29th January 24
On Monday 22nd January, we hosted our first Pre-Senior Baccalaureate training day. The day after Storm Isha, which brought winds touching nearly 100mph on Sunday night, Rhys Jones from ‘Campfire Wild Adventures‘ joined us with two bushcraft instructors.
Joined by staff from seven other PSB schools, we spent a day in our outdoor learning space, Grey’s Wood, learning how to deliver fun and engaging outdoor learning through bushcraft and Forest School style activities. For example, multiple methods of fire lighting were taught and practised: using flints and steel, flint and feather sticks, solar, friction, hay and horseshoe fungus, cotton wool and Vaseline, potassium permanganate and glycerine, a battery and wire wool. Matches hardly featured! We also learned some clever knots e.g. Bowline and Prussic knots whilst building and securing a multitude of set-ups of tarp shelters.
Prince’s Mead adopted PSB in 2022, a programme of study for children that aims to prepare them for the challenges of life as young adults by focusing on the development of core skills: leadership, collaboration, independence, thinking and learning, review and improvement, and communication.
Our outdoor learning sessions, at least one per week for each pupil, play an important role in developing these core skills. We all ‘know’ that getting outside is good for children but research now tells us that taking learning outside the classroom can have a huge impact on children’s confidence, social skills, communication, motivation, physical skills and knowledge and understanding. It also teaches children that learning can happen anywhere, at any time.

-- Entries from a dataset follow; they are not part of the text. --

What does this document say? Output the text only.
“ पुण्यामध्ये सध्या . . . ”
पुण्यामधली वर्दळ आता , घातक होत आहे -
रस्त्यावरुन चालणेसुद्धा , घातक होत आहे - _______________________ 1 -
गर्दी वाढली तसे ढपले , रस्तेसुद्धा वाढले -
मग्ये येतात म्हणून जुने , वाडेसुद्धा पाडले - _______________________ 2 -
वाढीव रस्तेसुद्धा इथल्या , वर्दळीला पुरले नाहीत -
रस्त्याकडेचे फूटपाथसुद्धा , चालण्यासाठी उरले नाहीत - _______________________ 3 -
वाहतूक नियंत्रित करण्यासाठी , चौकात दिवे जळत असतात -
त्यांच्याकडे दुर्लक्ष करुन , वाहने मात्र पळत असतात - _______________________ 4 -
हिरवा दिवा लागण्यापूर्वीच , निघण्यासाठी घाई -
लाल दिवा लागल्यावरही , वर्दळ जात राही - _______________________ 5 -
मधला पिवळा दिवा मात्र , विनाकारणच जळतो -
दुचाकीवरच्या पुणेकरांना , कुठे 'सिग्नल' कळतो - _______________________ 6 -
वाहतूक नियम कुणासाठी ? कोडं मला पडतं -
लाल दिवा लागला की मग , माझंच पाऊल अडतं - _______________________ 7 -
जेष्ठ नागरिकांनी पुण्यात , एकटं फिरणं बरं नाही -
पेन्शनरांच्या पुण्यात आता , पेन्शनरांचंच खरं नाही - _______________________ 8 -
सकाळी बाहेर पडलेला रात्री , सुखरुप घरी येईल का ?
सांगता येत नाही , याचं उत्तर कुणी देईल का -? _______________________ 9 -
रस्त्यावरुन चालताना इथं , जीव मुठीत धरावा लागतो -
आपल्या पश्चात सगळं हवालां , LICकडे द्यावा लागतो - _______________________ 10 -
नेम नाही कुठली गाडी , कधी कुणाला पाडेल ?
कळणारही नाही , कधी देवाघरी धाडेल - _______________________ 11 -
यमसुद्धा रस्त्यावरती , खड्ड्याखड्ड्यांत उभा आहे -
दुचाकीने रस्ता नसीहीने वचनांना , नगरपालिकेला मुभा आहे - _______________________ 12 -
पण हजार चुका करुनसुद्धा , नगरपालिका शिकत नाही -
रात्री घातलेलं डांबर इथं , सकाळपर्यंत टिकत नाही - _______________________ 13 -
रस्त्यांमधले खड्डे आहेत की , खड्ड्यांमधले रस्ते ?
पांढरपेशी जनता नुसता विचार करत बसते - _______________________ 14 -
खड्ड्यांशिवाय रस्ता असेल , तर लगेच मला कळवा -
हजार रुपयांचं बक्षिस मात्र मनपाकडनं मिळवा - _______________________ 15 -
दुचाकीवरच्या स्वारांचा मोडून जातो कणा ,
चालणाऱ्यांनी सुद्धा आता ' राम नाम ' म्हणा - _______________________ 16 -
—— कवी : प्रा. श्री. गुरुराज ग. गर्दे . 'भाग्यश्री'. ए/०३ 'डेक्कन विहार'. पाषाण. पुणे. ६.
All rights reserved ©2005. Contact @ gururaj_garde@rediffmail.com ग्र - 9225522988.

We are lucky to have such comprehensive outdoor learning facilities at Prince’s Mead and our recent ISI Inspection report spoke of pupils ‘greatly appreciat[ing] the ambience and beauty of the natural environment’. Our teachers are always thinking about how they can incorporate outdoor learning into the curriculum, for example, utilising the recent cold snap to teach pupils about ice and the different states of matter.
Most importantly research has also highlighted the positive impact that outdoor learning can have on children’s mental health. Being amongst nature reduces stress and anxiety, and encourages mindfulness, improves self-esteem, and nurtures a sense of connection to the environment, fostering a positive mindset for lifelong mental resilience.